Telecoms engineer and politician to run French regulator
Appointments

Telecoms engineer and politician to run French regulator

Laure de la Raudière.jpg

The French Senate and the National Assembly have separately approved the nomination of Laure de la Raudière to head the country’s telecoms regulator.

President Emmanuel Macron had already  proposed de la Raudière earlier this month for the post of president of the Regulatory Authority for Electronic Communications, Posts and Press Distribution (Arcep, Autorité de régulation des communications électroniques et des Postes).

Following the vote in the two parliamentary houses, all that is needed is a decree from Macron for her appointment to go ahead. 

As a representative of Eure-et-Loir in the National Assembly, where she is a member of the right-wing Agir party, she will be the first elected politician to head Arcep — but she is also a telecoms engineer, having a degree from the Télécom Paris, one of France’s grandes écoles — top universities.

After graduating, she worked for Orange — when it was still France Télécom — for 11 years, including a spell running its operations in the region she went on to represent in the French parliament

Senate president Sophie Primas said: “We are delighted with the appointment of a personality who is both an expert in the sector and with experience as a local elected representative.”

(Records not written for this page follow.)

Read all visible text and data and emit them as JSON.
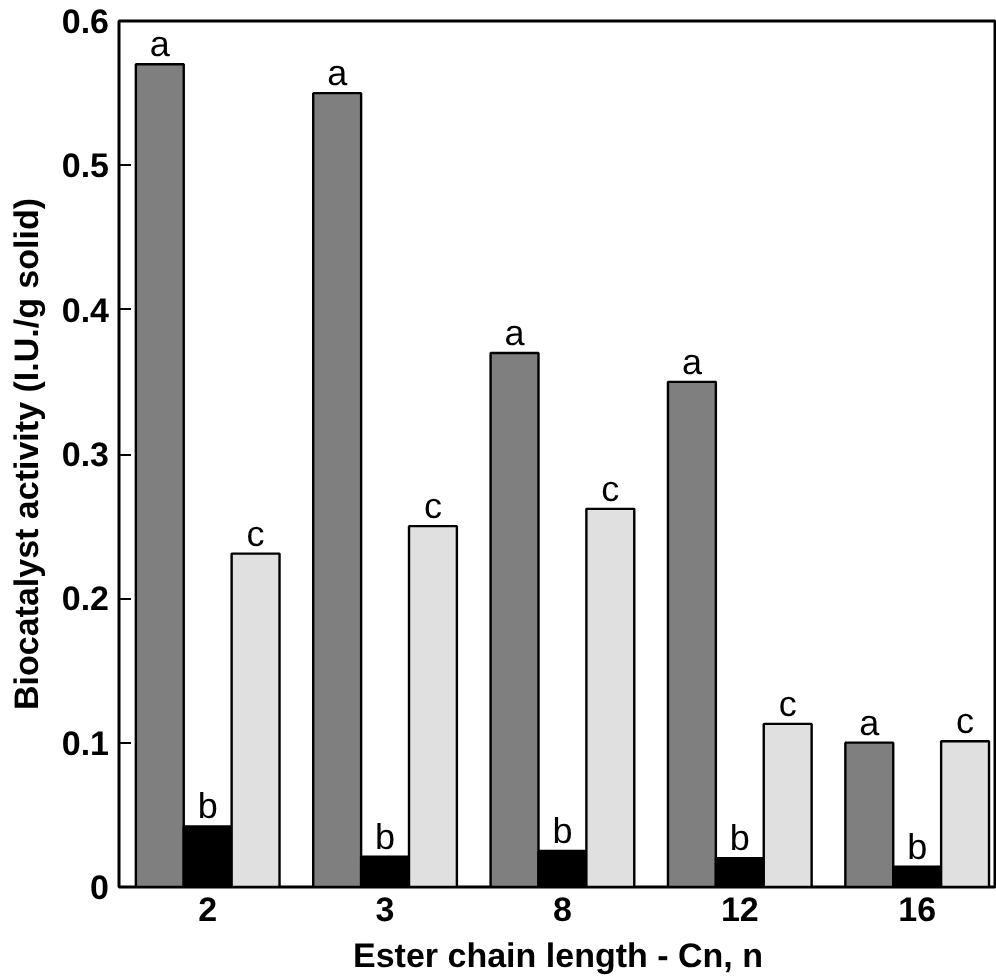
{
  "chart_data": {
    "type": "bar",
    "xlabel": "Ester chain length - Cn, n",
    "ylabel": "Biocatalyst activity (I.U./g solid)",
    "categories": [
      "2",
      "3",
      "8",
      "12",
      "16"
    ],
    "series": [
      {
        "color": "#7f7f7f",
        "values": [
          0.57,
          0.55,
          0.37,
          0.35,
          0.1
        ],
        "value_labels": [
          "a",
          "a",
          "a",
          "a",
          "a"
        ]
      },
      {
        "color": "#000000",
        "values": [
          0.042,
          0.021,
          0.025,
          0.02,
          0.014
        ],
        "value_labels": [
          "b",
          "b",
          "b",
          "b",
          "b"
        ]
      },
      {
        "color": "#e0e0e0",
        "values": [
          0.231,
          0.25,
          0.262,
          0.113,
          0.101
        ],
        "value_labels": [
          "c",
          "c",
          "c",
          "c",
          "c"
        ]
      }
    ],
    "ylim": [
      0,
      0.6
    ],
    "yticks": [
      0,
      0.1,
      0.2,
      0.3,
      0.4,
      0.5,
      0.6
    ],
    "grid": false
  }
}
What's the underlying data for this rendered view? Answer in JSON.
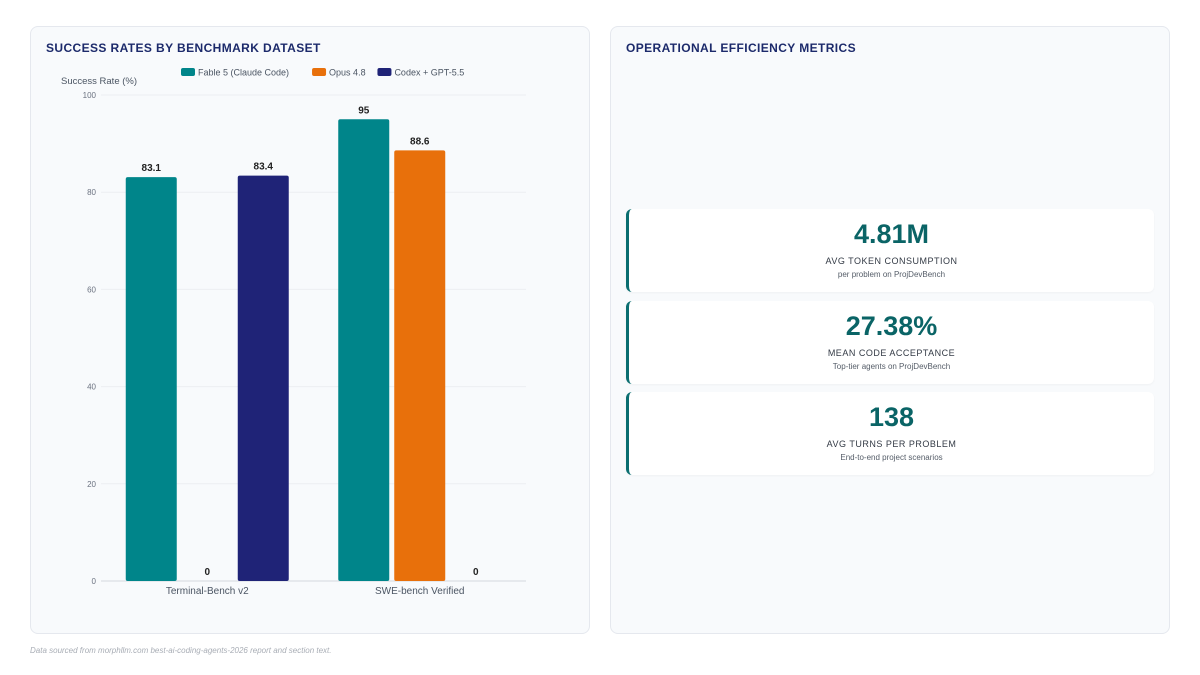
{
  "left_panel": {
    "title": "SUCCESS RATES BY BENCHMARK DATASET"
  },
  "right_panel": {
    "title": "OPERATIONAL EFFICIENCY METRICS"
  },
  "chart_data": {
    "type": "bar",
    "ylabel": "Success Rate (%)",
    "xlabel": "",
    "ylim": [
      0,
      100
    ],
    "yticks": [
      0,
      20,
      40,
      60,
      80,
      100
    ],
    "grid": true,
    "legend_position": "top",
    "categories": [
      "Terminal-Bench v2",
      "SWE-bench Verified"
    ],
    "series": [
      {
        "name": "Fable 5 (Claude Code)",
        "color": "#00858a",
        "values": [
          83.1,
          95
        ]
      },
      {
        "name": "Opus 4.8",
        "color": "#e8700b",
        "values": [
          0,
          88.6
        ]
      },
      {
        "name": "Codex + GPT-5.5",
        "color": "#1f2377",
        "values": [
          83.4,
          0
        ]
      }
    ]
  },
  "metrics": [
    {
      "value": "4.81M",
      "label": "AVG TOKEN CONSUMPTION",
      "sub": "per problem on ProjDevBench"
    },
    {
      "value": "27.38%",
      "label": "MEAN CODE ACCEPTANCE",
      "sub": "Top-tier agents on ProjDevBench"
    },
    {
      "value": "138",
      "label": "AVG TURNS PER PROBLEM",
      "sub": "End-to-end project scenarios"
    }
  ],
  "footnote": "Data sourced from morphllm.com best-ai-coding-agents-2026 report and section text."
}
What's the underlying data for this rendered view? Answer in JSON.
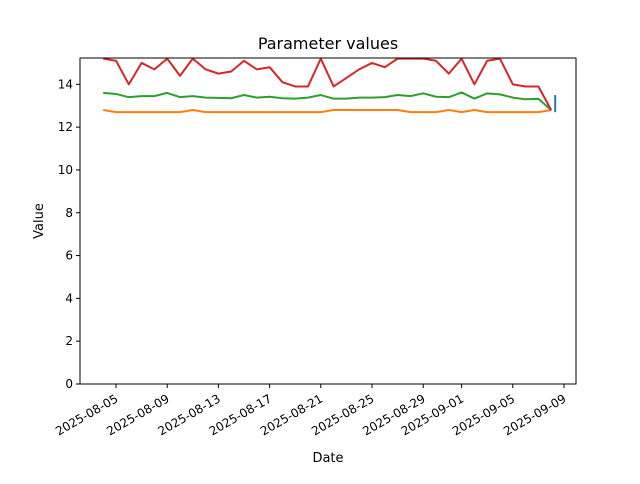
{
  "chart_data": {
    "type": "line",
    "title": "Parameter values",
    "xlabel": "Date",
    "ylabel": "Value",
    "ylim": [
      0,
      15.23
    ],
    "yticks": [
      0,
      2,
      4,
      6,
      8,
      10,
      12,
      14
    ],
    "xticks": [
      "2025-08-05",
      "2025-08-09",
      "2025-08-13",
      "2025-08-17",
      "2025-08-21",
      "2025-08-25",
      "2025-08-29",
      "2025-09-01",
      "2025-09-05",
      "2025-09-09"
    ],
    "grid": false,
    "x_start": "2025-08-04",
    "series": [
      {
        "color": "#1f77b4",
        "x": [
          "2025-09-08",
          "2025-09-08"
        ],
        "values": [
          13.5,
          12.7
        ]
      },
      {
        "color": "#ff7f0e",
        "values": [
          12.8,
          12.7,
          12.7,
          12.7,
          12.7,
          12.7,
          12.7,
          12.8,
          12.7,
          12.7,
          12.7,
          12.7,
          12.7,
          12.7,
          12.7,
          12.7,
          12.7,
          12.7,
          12.8,
          12.8,
          12.8,
          12.8,
          12.8,
          12.8,
          12.7,
          12.7,
          12.7,
          12.8,
          12.7,
          12.8,
          12.7,
          12.7,
          12.7,
          12.7,
          12.7,
          12.8
        ]
      },
      {
        "color": "#2ca02c",
        "values": [
          13.6,
          13.55,
          13.4,
          13.45,
          13.45,
          13.6,
          13.4,
          13.45,
          13.38,
          13.37,
          13.35,
          13.5,
          13.38,
          13.42,
          13.35,
          13.33,
          13.38,
          13.5,
          13.33,
          13.33,
          13.38,
          13.38,
          13.4,
          13.5,
          13.45,
          13.58,
          13.42,
          13.4,
          13.62,
          13.33,
          13.58,
          13.53,
          13.38,
          13.3,
          13.32,
          12.8
        ]
      },
      {
        "color": "#d62728",
        "values": [
          15.2,
          15.1,
          14.0,
          15.0,
          14.7,
          15.2,
          14.4,
          15.2,
          14.7,
          14.5,
          14.6,
          15.1,
          14.7,
          14.8,
          14.1,
          13.9,
          13.9,
          15.2,
          13.9,
          14.3,
          14.7,
          15.0,
          14.8,
          15.2,
          15.2,
          15.2,
          15.1,
          14.5,
          15.2,
          14.0,
          15.1,
          15.2,
          14.0,
          13.9,
          13.9,
          12.8
        ]
      }
    ]
  }
}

She will take over from Sébastien Soriano, who now runs IGN, the French mapping agency, after five years at the head of Arcep.

De la Raudière, who will quit her parliamentary seat when she moves to Arcep, said: “This is the first time that an elected official is appointed to the presidency of an authority and this is the first time that a woman has assumed the presidency of Arcep.”

The Senate listed her priorities at Arcep, including the deployment of fibre, 4G and 5G throughout France, and quality of service, “in particular in the context of the shutdown of the copper network and a new definition of universal service, which must not lead to any degradation of service in the field”.